AB: Why is it advantageous to adopt a sequential multiomic data collection strategy?
EB: A sequential strategy for multiomics allows us to maximize the information obtained from each valuable cell culture, which takes enormous effort, resources and time to cultivate. It also allows us to create multidimensional images of CM phenotypes throughout the different stages of maturation while eliminating the possibility of variation from sample to sample.
AB: Are there any data management issues associated with sequential data collection? How did you overcome this?
EB: The most difficult part of data management is ensuring that the processing of metabolomics and proteomics data is closely mirrored while ensuring that the data is analyzed appropriately to account for differences in the nature of the data. the composition of the sample, instrumentation and data acquisition methods. For example, accounting for missing values ââin an ascending proteomics dataset may require a different statistical approach than for missing values ââin a metabolomics dataset. To overcome this challenge, we first processed the datasets independently according to accepted standards in each area and integrated the protein and metabolite hits thereafter.

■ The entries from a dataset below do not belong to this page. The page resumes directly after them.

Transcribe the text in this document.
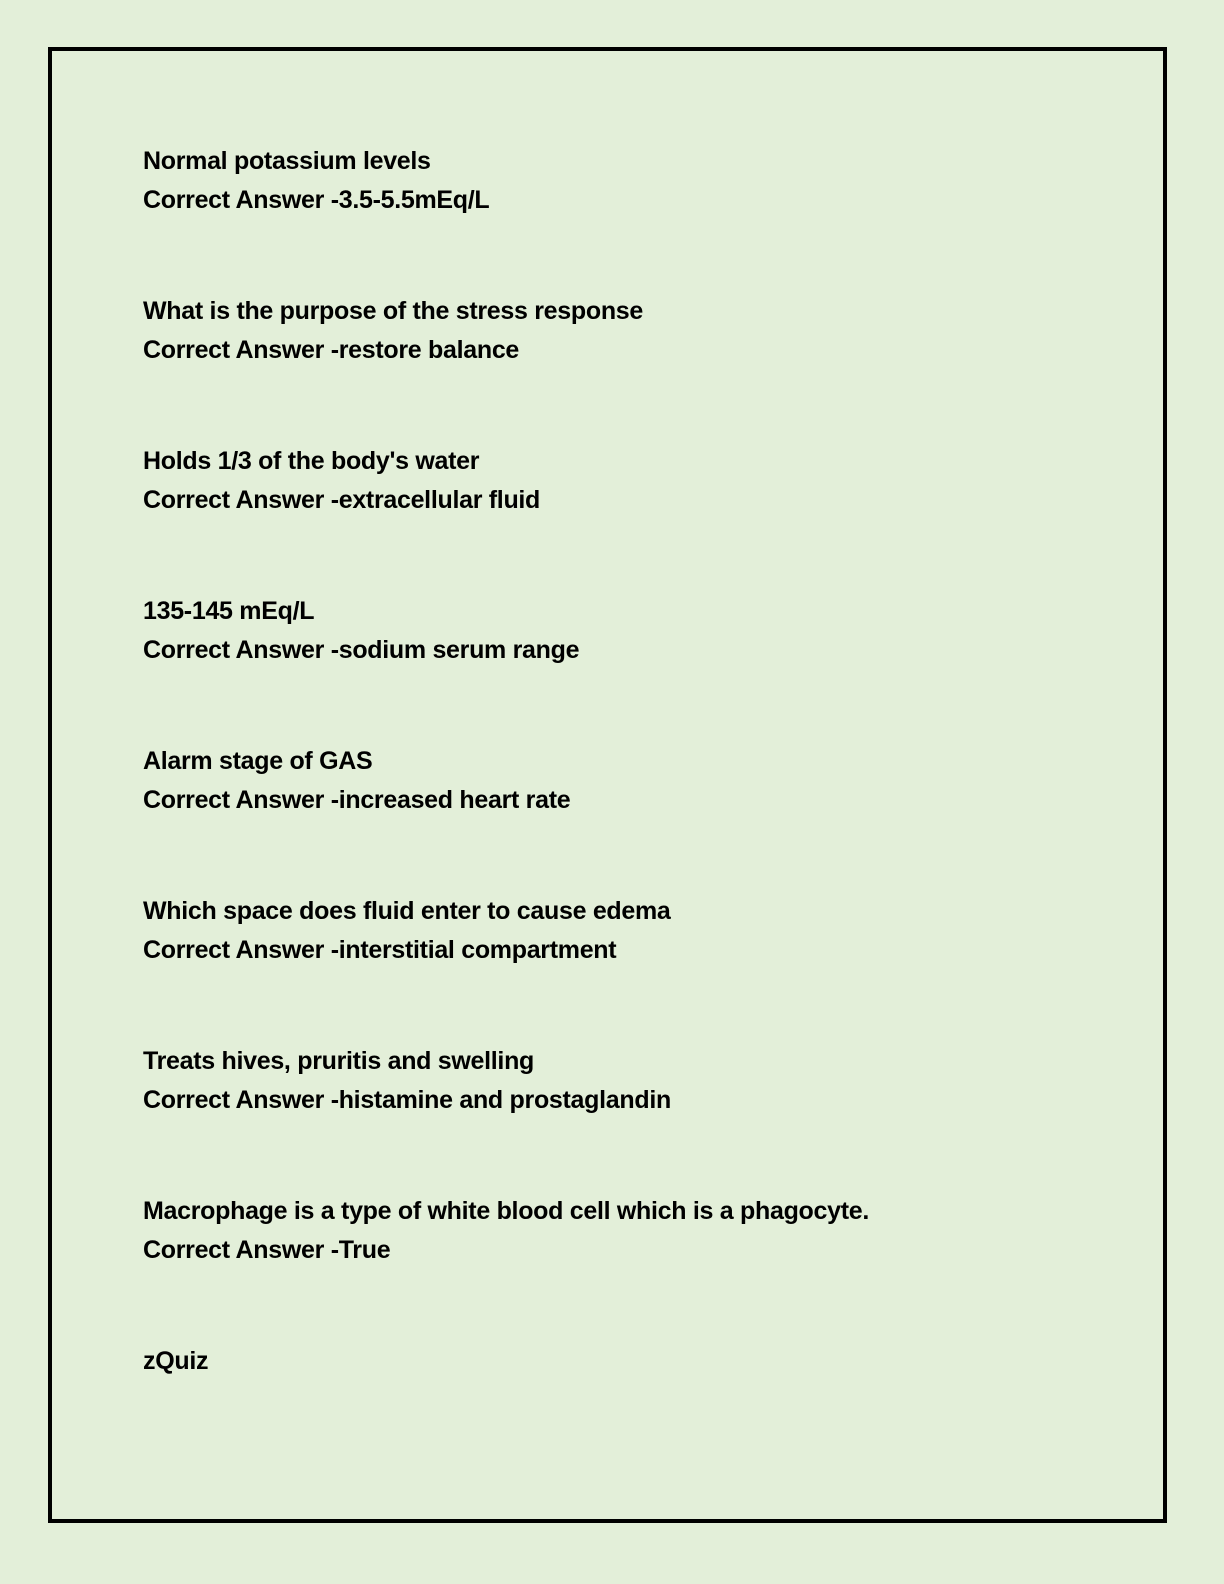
Normal potassium levels
Correct Answer -3.5-5.5mEq/L
What is the purpose of the stress response
Correct Answer -restore balance
Holds 1/3 of the body's water
Correct Answer -extracellular fluid
135-145 mEq/L
Correct Answer -sodium serum range
Alarm stage of GAS
Correct Answer -increased heart rate
Which space does fluid enter to cause edema
Correct Answer -interstitial compartment
Treats hives, pruritis and swelling
Correct Answer -histamine and prostaglandin
Macrophage is a type of white blood cell which is a phagocyte.
Correct Answer -True
zQuiz
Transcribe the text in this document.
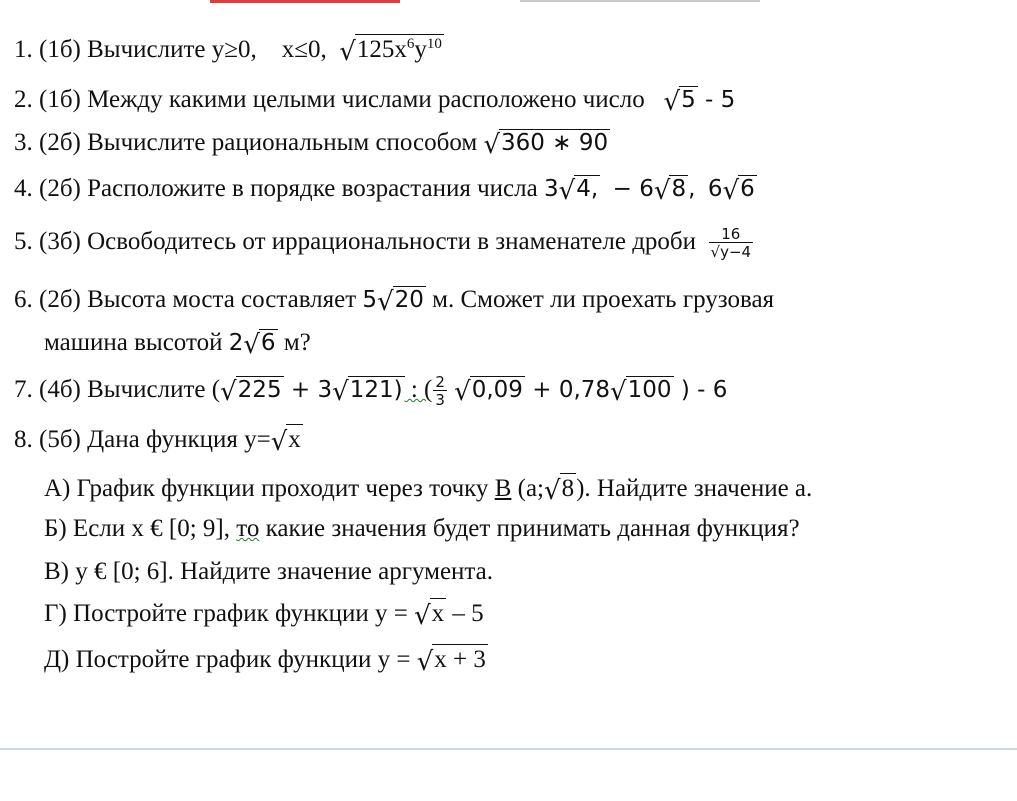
1. (1б) Вычислите y≥0, x≤0, √ $125x^6y^{10}$
2. (1б) Между какими целыми числами расположено число √ 5 - 5
3. (2б) Вычислите рациональным способом √ 360 ∗ 90
4. (2б) Расположите в порядке возрастания числа 3 √ 4, − 6 √ 8 , 6 √ 6
5. (3б) Освободитесь от иррациональности в знаменателе дроби $\frac{16}{√y-4}$
6. (2б) Высота моста составляет 5 √ 20 м. Сможет ли проехать грузовая
машина высотой 2 √ 6 м?
7. (4б) Вычислите ( √ 225 + 3 √ 121) : ( $\frac{2}{3}$
√ 0,09 + 0,78 √ 100 ) - 6
8. (5б) Дана функция y= √ x
А) График функции проходит через точку В (a; √ 8 ). Найдите значение a.
Б) Если x € [0; 9], то какие значения будет принимать данная функция?
В) y € [0; 6]. Найдите значение аргумента.
Г) Постройте график функции y = √ x – 5
Д) Постройте график функции y = √ x + 3
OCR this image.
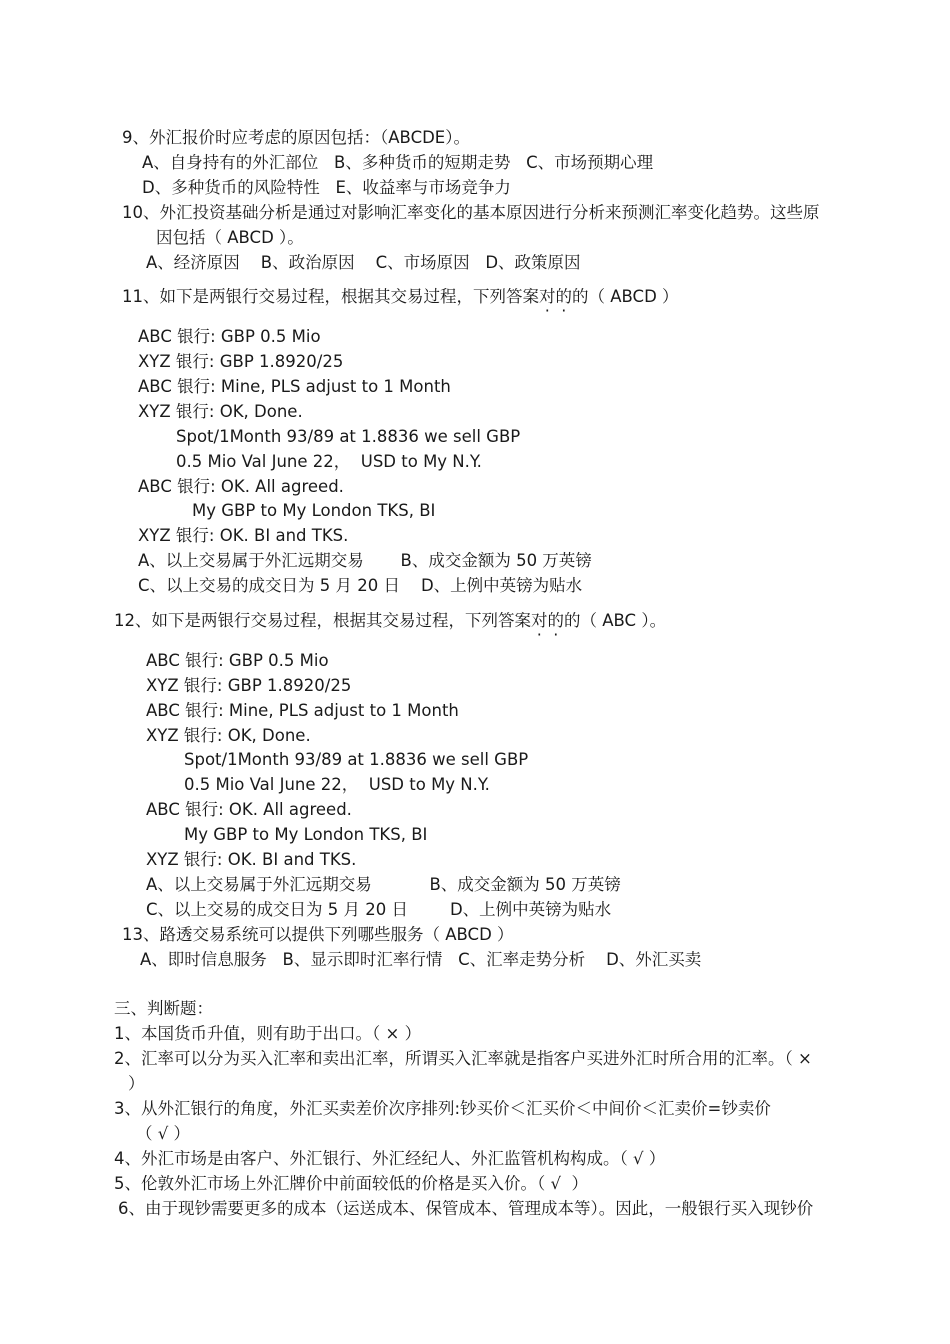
9、外汇报价时应考虑的原因包括：（ABCDE）。
A、自身持有的外汇部位   B、多种货币的短期走势   C、市场预期心理
D、多种货币的风险特性   E、收益率与市场竞争力
10、外汇投资基础分析是通过对影响汇率变化的基本原因进行分析来预测汇率变化趋势。这些原
因包括（ ABCD ）。
A、经济原因    B、政治原因    C、市场原因   D、政策原因
11、如下是两银行交易过程，根据其交易过程，下列答案对的的（ ABCD ）
ABC 银行: GBP 0.5 Mio
XYZ 银行: GBP 1.8920/25
ABC 银行: Mine, PLS adjust to 1 Month
XYZ 银行: OK, Done.
Spot/1Month 93/89 at 1.8836 we sell GBP
0.5 Mio Val June 22，  USD to My N.Y.
ABC 银行: OK. All agreed.
My GBP to My London TKS, BI
XYZ 银行: OK. BI and TKS.
A、以上交易属于外汇远期交易       B、成交金额为 50 万英镑
C、以上交易的成交日为 5 月 20 日    D、上例中英镑为贴水
12、如下是两银行交易过程，根据其交易过程，下列答案对的的（ ABC ）。
ABC 银行: GBP 0.5 Mio
XYZ 银行: GBP 1.8920/25
ABC 银行: Mine, PLS adjust to 1 Month
XYZ 银行: OK, Done.
Spot/1Month 93/89 at 1.8836 we sell GBP
0.5 Mio Val June 22，  USD to My N.Y.
ABC 银行: OK. All agreed.
My GBP to My London TKS, BI
XYZ 银行: OK. BI and TKS.
A、以上交易属于外汇远期交易           B、成交金额为 50 万英镑
C、以上交易的成交日为 5 月 20 日        D、上例中英镑为贴水
13、路透交易系统可以提供下列哪些服务（ ABCD ）
A、即时信息服务   B、显示即时汇率行情   C、汇率走势分析    D、外汇买卖
三、判断题：
1、本国货币升值，则有助于出口。（ × ）
2、汇率可以分为买入汇率和卖出汇率，所谓买入汇率就是指客户买进外汇时所合用的汇率。（ ×
）
3、从外汇银行的角度，外汇买卖差价次序排列:钞买价＜汇买价＜中间价＜汇卖价=钞卖价
（ √ ）
4、外汇市场是由客户、外汇银行、外汇经纪人、外汇监管机构构成。（ √ ）
5、伦敦外汇市场上外汇牌价中前面较低的价格是买入价。（ √  ）
6、由于现钞需要更多的成本（运送成本、保管成本、管理成本等）。因此，一般银行买入现钞价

AB: What are your next steps in this research space?
EB: In the future, we anticipate that this sequential extraction strategy will be transposable to tissues with some minor modifications to account for the nature of 3D tissues. This multiomic extraction strategy and mass spectrometry platform will be useful for analyzing small amounts of tissue for clinically relevant analyzes, such as human heart biopsy samples.
Elizabeth Bayne was speaking to Ash Board, Editorial Director of Technology Networks.